Avec plus de 62% des suffrages exprimés, M. Lisnard, 52 ans, s'est imposé lors du 103e congrès de l'AMF face à l'élu UDI de Sceaux et secrétaire général sortant de l'AMF, un centriste plus enclin à dialoguer avec la majorité présidentielle après un quinquennat marqué par les tensions entre l'AMF et l'exécutif.
Elu pour un mandat de trois ans, le maire de Cannes s'est engagé dans son premier discours à "être le garant de l'indépendance de l'AMF".
Il ne comptait pas sur un soutien unanime de sa famille politique, à l'image de Renaud Muselier, le président de la région PACA, qui a appelé les maires à voter pour M. Laurent, adversaire qui avait d'autres élus Républicains sur sa liste comme le maire de St-Etienne Gaël Perdriau.
Avec à ses côtés l'inamovible André Laignel, maire socialiste d'Issoudun (78 ans), ancien ministre de François Mitterrand et premier vice-président sortant de l'AMF, M. Lisnard, bien ancré à droite, avait le soutien du PS, à l'exception du maire du Mans Stéphane le Foll.
"Nous soutenons la liste pluraliste", a expliqué à l'AFP une responsable socialiste, soulignant que M. Lisnard y avait incorporé aussi des écologistes et des communistes. La majorité présidentielle, en revanche, n'en fait pas partie.
M. Lisnard a aussi reçu le soutien du polémiste d'extrême droite Eric Zemmour qui a estimé qu'une victoire de M. Laurent transformerait l'AMF en "succursale de l'Élysée".
David Lisnard, l'énergique maire de Cannes, agitateur d'idées à droite
Le maire Les Républicains de Cannes, David Lisnard, élu mercredi à la tête de l'influente Association des maires de France (AMF), est un libéral accompli qui s'est bâti une réputation d'élu énergique.
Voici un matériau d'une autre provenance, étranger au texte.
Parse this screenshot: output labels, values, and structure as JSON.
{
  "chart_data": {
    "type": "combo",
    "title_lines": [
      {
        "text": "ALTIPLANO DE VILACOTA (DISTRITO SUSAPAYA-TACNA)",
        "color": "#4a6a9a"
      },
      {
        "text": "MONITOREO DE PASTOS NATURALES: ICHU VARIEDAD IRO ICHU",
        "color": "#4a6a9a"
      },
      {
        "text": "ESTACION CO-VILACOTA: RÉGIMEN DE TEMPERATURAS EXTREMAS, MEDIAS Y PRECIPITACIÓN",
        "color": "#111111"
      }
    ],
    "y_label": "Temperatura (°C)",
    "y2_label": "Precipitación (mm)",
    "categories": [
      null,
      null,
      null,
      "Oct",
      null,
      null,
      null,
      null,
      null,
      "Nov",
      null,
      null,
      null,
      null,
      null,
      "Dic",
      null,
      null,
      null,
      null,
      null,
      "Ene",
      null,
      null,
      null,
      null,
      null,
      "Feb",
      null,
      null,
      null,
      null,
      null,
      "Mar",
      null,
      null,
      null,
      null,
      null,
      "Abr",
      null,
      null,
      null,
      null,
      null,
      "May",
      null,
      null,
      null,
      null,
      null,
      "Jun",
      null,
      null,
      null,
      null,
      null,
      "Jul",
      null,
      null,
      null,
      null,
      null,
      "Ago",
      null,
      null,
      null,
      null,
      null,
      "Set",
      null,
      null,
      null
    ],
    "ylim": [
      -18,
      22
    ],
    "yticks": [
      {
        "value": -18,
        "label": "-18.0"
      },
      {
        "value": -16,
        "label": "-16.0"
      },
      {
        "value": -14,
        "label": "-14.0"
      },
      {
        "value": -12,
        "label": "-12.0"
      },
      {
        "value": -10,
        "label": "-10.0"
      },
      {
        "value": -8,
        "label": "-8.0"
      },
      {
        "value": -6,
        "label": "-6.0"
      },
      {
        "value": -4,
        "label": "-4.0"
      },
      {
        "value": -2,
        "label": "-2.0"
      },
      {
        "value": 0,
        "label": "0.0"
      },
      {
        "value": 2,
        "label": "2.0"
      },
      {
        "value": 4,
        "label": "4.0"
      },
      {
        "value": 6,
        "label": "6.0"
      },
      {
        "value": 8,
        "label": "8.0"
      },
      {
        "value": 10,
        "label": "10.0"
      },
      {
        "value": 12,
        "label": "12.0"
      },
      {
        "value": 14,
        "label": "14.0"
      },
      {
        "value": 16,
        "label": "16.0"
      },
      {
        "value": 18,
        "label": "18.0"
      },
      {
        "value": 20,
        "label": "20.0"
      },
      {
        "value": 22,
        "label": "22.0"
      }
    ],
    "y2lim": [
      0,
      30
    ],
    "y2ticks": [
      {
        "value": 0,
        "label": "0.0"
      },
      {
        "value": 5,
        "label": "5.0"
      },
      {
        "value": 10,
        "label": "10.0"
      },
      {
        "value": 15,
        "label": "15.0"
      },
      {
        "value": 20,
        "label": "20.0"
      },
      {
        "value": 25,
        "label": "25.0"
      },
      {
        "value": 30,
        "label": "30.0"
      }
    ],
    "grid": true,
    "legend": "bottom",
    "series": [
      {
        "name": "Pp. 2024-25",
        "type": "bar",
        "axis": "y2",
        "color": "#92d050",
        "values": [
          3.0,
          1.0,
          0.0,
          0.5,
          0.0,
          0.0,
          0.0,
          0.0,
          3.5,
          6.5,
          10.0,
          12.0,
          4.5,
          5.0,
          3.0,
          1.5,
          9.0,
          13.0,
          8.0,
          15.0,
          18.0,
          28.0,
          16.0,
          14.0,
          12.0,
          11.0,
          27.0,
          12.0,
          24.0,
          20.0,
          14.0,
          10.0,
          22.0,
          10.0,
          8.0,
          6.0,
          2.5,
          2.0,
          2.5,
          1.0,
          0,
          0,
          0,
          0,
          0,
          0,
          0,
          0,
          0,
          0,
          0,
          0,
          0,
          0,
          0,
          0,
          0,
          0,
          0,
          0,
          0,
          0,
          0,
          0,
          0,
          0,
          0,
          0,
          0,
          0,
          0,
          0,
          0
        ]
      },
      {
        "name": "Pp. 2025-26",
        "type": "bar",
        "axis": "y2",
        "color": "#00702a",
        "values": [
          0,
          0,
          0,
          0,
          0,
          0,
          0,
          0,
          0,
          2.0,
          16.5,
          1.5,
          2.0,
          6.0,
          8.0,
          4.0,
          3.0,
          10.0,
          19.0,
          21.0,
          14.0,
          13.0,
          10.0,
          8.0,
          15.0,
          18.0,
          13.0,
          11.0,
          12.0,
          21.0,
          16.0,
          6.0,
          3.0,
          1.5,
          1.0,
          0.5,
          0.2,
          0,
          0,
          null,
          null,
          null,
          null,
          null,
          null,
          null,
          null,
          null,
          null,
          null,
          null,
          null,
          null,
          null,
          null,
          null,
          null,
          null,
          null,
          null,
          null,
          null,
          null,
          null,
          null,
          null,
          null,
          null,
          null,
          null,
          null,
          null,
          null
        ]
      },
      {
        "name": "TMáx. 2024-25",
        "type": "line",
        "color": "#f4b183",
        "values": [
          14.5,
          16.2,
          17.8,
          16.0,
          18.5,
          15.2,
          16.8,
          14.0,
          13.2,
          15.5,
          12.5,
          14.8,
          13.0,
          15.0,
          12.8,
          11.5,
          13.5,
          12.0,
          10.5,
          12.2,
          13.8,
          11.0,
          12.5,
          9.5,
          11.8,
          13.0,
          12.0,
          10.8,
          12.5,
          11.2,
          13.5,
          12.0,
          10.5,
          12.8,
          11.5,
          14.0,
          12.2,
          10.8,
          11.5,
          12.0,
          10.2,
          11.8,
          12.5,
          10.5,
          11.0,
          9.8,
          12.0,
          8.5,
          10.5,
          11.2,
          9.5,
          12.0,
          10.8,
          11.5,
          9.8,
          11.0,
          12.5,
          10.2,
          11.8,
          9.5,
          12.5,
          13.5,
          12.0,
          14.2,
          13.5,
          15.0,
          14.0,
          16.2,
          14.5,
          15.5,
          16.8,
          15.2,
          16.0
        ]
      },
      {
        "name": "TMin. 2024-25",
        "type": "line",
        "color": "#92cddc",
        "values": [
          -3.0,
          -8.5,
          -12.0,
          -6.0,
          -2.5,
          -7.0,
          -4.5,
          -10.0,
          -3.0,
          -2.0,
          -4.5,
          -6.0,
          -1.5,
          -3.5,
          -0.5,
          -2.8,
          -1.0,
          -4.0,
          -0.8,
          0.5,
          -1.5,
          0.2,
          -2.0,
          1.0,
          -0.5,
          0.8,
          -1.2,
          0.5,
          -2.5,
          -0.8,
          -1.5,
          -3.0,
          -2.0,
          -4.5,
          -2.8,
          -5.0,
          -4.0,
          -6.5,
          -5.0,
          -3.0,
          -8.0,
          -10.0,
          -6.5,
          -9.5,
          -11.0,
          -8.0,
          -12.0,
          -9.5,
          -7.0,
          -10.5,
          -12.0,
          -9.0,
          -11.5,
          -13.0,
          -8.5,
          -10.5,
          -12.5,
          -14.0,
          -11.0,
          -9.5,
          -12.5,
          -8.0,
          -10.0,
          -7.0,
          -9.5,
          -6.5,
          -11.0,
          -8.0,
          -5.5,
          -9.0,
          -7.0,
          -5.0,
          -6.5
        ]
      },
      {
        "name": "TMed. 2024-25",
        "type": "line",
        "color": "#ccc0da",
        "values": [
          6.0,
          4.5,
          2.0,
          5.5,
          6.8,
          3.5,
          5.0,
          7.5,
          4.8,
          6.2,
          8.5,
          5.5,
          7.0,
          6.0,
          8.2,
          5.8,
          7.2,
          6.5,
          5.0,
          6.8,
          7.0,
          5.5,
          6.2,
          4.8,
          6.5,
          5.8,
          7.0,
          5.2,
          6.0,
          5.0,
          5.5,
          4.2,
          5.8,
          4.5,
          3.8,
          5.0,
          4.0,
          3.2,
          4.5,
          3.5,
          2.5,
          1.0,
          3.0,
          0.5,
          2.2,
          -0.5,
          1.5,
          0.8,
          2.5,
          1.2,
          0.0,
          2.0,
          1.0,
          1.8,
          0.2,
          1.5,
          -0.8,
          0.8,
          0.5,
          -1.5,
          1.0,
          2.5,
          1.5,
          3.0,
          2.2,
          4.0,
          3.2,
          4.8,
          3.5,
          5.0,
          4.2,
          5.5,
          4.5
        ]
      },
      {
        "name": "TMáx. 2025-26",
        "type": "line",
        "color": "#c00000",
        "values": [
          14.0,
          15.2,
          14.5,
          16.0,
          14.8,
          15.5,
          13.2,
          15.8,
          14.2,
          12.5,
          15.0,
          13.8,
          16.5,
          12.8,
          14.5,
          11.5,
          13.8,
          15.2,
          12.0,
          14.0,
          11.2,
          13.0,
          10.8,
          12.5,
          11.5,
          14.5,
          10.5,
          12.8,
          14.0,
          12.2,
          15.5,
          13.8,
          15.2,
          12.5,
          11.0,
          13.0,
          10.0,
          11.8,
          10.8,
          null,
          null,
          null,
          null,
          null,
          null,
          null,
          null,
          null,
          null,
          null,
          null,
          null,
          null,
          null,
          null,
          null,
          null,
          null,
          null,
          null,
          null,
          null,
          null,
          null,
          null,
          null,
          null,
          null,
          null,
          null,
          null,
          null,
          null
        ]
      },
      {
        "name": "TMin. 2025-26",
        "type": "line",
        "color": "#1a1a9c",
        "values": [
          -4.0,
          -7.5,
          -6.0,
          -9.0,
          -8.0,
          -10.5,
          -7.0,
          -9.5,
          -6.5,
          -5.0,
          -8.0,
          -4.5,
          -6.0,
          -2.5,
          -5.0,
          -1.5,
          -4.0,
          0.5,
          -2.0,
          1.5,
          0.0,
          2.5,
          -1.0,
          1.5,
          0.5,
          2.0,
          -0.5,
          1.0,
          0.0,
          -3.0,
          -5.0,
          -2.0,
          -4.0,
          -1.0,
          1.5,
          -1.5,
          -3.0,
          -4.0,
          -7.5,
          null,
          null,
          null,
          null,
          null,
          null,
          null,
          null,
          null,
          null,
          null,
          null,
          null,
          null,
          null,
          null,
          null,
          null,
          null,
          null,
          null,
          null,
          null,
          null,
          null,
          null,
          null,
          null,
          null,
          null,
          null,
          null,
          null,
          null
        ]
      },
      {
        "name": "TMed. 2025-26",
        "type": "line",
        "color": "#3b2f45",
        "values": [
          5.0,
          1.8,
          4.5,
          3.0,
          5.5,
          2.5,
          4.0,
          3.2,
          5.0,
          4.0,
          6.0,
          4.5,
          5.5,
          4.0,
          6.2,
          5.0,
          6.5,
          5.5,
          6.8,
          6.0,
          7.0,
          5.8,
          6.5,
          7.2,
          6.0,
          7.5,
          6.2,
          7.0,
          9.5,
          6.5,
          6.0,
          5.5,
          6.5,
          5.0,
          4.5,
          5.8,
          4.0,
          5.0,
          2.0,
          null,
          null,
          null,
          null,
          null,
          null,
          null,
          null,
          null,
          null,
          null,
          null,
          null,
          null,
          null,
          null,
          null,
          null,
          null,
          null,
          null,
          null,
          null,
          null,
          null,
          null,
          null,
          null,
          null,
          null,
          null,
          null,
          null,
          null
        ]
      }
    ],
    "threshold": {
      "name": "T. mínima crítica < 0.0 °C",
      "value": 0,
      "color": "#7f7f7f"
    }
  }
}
Adoubé par le président sortant de l'AMF François Baroin, du même parti, l'actuel vice-président de l'association, 52 ans, se revendique comme un héritier de l'ancien maire RPR de Lons-le-Saunier Jacques Pélissard, qui a présidé l'association de 2004 à 2014 et avec lequel il a fait ses premières armes comme directeur de cabinet entre 1996 et 1999.
Au cours de sa campagne, l'élu de Cannes a reçu les critiques les plus virulentes de la part de son propre camp, à l'image de Renaud Muselier, le président de sa région qui l'a accusé "d'être niché dans son Palais des Festivals" et de ne pas comprendre les problèmes quotidiens des maires.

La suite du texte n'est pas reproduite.